A story for fans of Jenny Offill and Marguerite Duras.
The narrator of British poet Goddard’s debut novel is a writer who falls in love with an editor who publishes one of his quirky essays. The book highlights the way they meet and marry, and the contours of their relationship, through fragmented narrative. It is a tantalizing concept decently executed. For every lovely flourish of language, there is an odd moment that goes on a beat too long, such as early in the courtship, when the protagonist asks his lover to “push a bit of chewed-up potato into [his] mouth as if [he] were a baby bird,” and she does. To each their own when it comes to intimacy—and at the very least the vulnerability is admirable, as is the poetic gambit of the second person. Goddard’s use of the “you” address as a device throughout the book, as if the narrator is writing an extended letter to his beloved, works until it doesn’t. It makes sense to clarify the writer’s thoughts and feelings in certain moments, to show him understanding parts of their love story anew in hindsight, but it wears thin when he narrates events for the sake of the reader that the beloved would have been aware of as a participant, as in that time at the cafe, that other time at the bar, at dinner, at the party, at the pub. It does, however, offer readers the immediacy of a voyeuristic gaze.

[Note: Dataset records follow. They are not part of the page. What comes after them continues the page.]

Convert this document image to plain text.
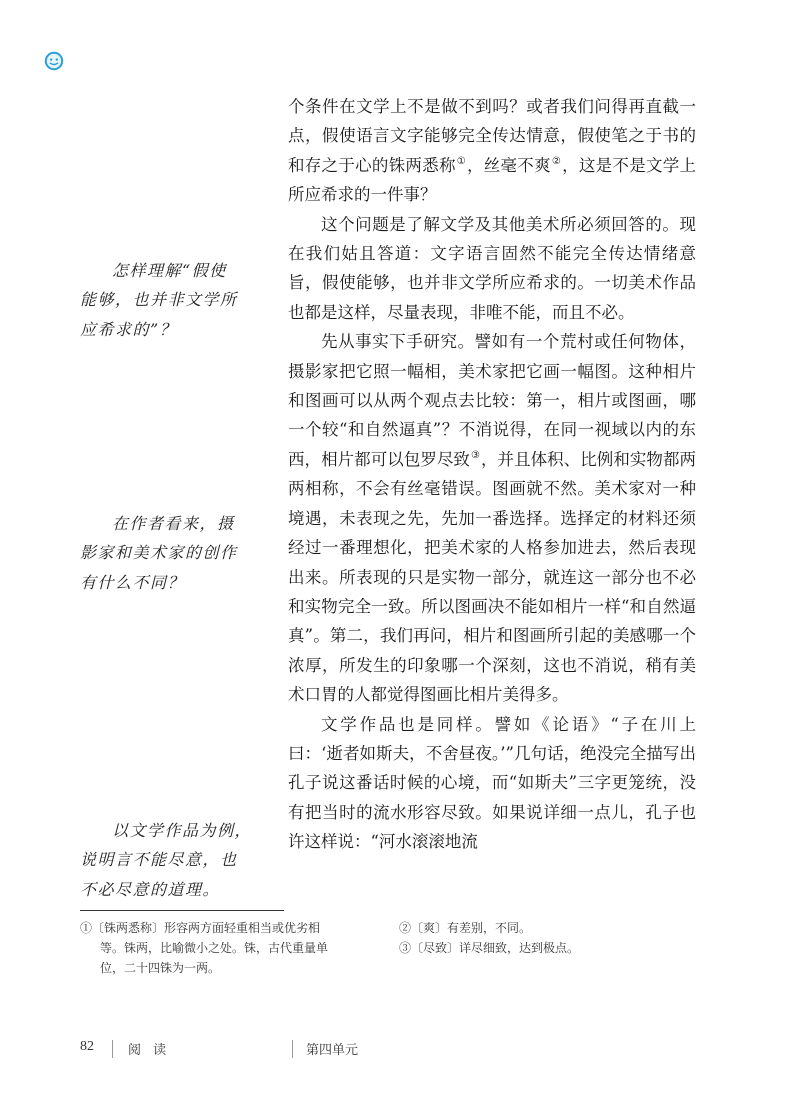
个条件在文学上不是做不到吗？或者我们问得再直截一点，假使语言文字能够完全传达情意，假使笔之于书的和存之于心的铢两悉称①，丝毫不爽②，这是不是文学上所应希求的一件事？

这个问题是了解文学及其他美术所必须回答的。现在我们姑且答道：文字语言固然不能完全传达情绪意旨，假使能够，也并非文学所应希求的。一切美术作品也都是这样，尽量表现，非唯不能，而且不必。

先从事实下手研究。譬如有一个荒村或任何物体，摄影家把它照一幅相，美术家把它画一幅图。这种相片和图画可以从两个观点去比较：第一，相片或图画，哪一个较“和自然逼真”？不消说得，在同一视域以内的东西，相片都可以包罗尽致③，并且体积、比例和实物都两两相称，不会有丝毫错误。图画就不然。美术家对一种境遇，未表现之先，先加一番选择。选择定的材料还须经过一番理想化，把美术家的人格参加进去，然后表现出来。所表现的只是实物一部分，就连这一部分也不必和实物完全一致。所以图画决不能如相片一样“和自然逼真”。第二，我们再问，相片和图画所引起的美感哪一个浓厚，所发生的印象哪一个深刻，这也不消说，稍有美术口胃的人都觉得图画比相片美得多。

文学作品也是同样。譬如《论语》“子在川上曰：‘逝者如斯夫，不舍昼夜。’”几句话，绝没完全描写出孔子说这番话时候的心境，而“如斯夫”三字更笼统，没有把当时的流水形容尽致。如果说详细一点儿，孔子也许这样说：“河水滚滚地流

怎样理解“假使
能够，也并非文学所
应希求的”？
在作者看来，摄
影家和美术家的创作
有什么不同？
以文学作品为例，
说明言不能尽意，也
不必尽意的道理。
①〔铢两悉称〕形容两方面轻重相当或优劣相
等。铢两，比喻微小之处。铢，古代重量单
位，二十四铢为一两。
②〔爽〕有差别，不同。
③〔尽致〕详尽细致，达到极点。
82	阅 读	第四单元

As a result, the story moves swiftly and elliptically in and out of reverie. Eventually the narrator slips into a malaise that reads as both idiosyncratic and relatable and touches on everything from the nature of labor and class to the role of media in our lives to living in an aging body. A funny and smart, insightful and strange story about time, memory, and grief.
This is a lyrical meditation on love as well as storytelling itself.